Crediamo che il modo migliore per festeggiare insieme sia quello di riportare integralmente le riflessioni di Marco Franchini, Presidente dell’Asp di Vignola, in seguito al convegno dal titolo “INNOVARE – l’azienda pubblica al servizio del futuro.” tenutosi a Vignola, il 21 e 22 novembre scorsi.

“Vogliamo festeggiare questi 10 anni di Asp, prima azienda in Regione Emilia Romagna, non sfogliando nostalgicamente l’album dei ricordi ma guardando verso l’orizzonte e chiedendoci quale futuro ci aspetta per i nostri servizi.
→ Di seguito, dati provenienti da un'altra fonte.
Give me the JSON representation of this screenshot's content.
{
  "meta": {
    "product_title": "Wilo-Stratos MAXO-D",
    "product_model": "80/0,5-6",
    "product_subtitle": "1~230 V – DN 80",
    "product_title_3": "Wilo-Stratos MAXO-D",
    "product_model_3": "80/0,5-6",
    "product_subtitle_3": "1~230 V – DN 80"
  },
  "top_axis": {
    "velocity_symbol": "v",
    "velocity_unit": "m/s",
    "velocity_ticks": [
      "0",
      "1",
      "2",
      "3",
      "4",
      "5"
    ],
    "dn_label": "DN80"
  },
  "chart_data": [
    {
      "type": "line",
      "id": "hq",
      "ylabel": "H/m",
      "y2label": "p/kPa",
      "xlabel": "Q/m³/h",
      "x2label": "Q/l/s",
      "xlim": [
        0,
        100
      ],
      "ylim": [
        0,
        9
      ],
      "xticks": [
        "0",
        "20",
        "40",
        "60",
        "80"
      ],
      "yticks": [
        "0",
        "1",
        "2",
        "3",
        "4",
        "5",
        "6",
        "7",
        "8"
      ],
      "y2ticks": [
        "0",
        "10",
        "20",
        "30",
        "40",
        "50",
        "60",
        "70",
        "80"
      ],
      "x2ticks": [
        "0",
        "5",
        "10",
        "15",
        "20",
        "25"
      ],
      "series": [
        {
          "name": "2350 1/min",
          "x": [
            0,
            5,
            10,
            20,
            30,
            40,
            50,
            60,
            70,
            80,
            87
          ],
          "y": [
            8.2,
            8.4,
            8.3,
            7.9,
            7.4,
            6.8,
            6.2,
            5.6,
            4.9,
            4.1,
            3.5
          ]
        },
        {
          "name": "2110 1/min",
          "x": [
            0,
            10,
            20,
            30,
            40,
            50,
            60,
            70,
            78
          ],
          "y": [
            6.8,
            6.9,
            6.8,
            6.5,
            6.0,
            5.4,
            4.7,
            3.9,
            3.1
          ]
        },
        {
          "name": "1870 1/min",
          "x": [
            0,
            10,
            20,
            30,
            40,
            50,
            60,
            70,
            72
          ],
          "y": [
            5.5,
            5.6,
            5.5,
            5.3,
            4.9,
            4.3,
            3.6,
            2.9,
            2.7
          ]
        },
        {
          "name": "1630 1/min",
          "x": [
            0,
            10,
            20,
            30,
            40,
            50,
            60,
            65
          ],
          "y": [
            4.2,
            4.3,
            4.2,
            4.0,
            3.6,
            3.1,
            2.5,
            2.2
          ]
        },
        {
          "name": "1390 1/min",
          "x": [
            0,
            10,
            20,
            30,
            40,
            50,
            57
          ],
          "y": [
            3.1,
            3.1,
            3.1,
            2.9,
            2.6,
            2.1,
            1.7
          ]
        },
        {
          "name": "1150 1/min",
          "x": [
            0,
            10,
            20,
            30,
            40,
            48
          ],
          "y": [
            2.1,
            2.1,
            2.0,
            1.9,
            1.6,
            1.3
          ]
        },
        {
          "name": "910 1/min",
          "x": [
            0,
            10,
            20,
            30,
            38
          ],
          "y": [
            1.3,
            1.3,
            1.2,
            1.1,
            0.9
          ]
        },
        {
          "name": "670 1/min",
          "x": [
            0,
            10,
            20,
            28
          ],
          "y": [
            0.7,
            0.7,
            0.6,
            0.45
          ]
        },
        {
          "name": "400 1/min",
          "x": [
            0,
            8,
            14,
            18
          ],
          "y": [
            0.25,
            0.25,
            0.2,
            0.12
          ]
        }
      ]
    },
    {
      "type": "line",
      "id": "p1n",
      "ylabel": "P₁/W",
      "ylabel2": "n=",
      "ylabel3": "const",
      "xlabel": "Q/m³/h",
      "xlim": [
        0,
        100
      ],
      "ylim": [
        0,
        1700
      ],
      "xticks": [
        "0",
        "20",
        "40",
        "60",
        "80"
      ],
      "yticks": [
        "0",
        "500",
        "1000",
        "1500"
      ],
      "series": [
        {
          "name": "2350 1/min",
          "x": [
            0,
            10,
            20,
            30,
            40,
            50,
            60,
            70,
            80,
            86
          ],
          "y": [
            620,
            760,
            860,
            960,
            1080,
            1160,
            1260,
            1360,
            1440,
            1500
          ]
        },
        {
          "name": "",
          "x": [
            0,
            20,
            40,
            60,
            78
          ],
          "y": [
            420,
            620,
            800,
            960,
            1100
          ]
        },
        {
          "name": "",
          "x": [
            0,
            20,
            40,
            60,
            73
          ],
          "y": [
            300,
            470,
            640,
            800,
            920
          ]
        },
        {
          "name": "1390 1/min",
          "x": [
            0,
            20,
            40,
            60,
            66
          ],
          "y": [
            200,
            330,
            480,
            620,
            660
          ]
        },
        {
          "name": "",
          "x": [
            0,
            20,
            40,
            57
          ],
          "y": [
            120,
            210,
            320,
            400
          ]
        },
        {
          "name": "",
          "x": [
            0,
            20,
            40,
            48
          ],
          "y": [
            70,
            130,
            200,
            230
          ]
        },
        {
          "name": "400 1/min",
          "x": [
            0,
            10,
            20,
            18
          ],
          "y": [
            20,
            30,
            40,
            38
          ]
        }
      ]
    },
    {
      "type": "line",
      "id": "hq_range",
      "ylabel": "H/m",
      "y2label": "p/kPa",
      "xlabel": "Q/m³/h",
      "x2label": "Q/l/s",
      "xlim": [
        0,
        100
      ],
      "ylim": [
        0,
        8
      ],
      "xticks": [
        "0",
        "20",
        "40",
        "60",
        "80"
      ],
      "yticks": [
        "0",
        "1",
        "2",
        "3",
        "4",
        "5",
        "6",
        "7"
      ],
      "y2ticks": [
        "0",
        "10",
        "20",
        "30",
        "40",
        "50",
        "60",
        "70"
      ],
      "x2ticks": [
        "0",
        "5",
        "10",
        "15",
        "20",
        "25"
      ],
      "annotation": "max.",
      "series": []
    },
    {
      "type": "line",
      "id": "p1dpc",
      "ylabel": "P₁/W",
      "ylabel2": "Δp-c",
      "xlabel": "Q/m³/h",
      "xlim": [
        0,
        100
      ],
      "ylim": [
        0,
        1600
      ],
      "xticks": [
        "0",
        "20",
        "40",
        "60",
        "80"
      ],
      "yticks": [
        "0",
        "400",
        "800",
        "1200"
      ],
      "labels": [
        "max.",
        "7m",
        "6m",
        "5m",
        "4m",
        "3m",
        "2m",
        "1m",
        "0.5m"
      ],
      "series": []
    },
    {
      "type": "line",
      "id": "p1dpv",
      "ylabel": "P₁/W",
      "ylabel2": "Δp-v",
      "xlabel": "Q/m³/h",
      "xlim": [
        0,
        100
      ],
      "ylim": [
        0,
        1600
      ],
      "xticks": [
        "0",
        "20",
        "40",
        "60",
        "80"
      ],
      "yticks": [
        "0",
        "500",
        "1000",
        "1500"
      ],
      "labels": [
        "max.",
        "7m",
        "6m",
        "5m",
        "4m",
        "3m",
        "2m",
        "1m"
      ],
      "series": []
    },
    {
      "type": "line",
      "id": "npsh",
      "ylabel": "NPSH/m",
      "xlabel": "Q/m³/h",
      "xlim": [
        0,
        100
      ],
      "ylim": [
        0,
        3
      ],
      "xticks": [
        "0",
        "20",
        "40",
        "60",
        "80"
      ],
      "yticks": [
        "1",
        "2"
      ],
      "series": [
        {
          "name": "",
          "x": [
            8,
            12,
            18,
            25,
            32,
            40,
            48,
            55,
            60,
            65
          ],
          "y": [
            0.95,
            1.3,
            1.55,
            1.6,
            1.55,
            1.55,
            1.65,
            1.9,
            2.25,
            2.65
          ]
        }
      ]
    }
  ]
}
Lo facciamo interrogando proprio chi, già oggi, quel futuro lo sta cavalcando da punti di vista differenti ma con lo stesso approccio. Il futuro richiede innanzitutto un cambio di mentalità ed è proprio a mentalità diverse che noi ci ispiriamo.

È doverosa una premessa: siamo una società dell’Io, dove il personalismo la fa da padrona. Se oggi siamo qua ma soprattutto se domani vorremmo costruire qualcosa di importante lo dobbiamo a tutti coloro che fanno parte della nostra famiglia: 110 collaboratori ai quali vorrei aggiungere coloro che ora non lavorano più con noi perché trasferiti in altre sedi o in pensione, le 170 aziende con cui ci interfacciamo, tra fornitori e rapporti di lavoro, 45 volontari per quasi 400 giornate di attività e 15 organizzazioni coinvolte. Insomma una comunità in movimento.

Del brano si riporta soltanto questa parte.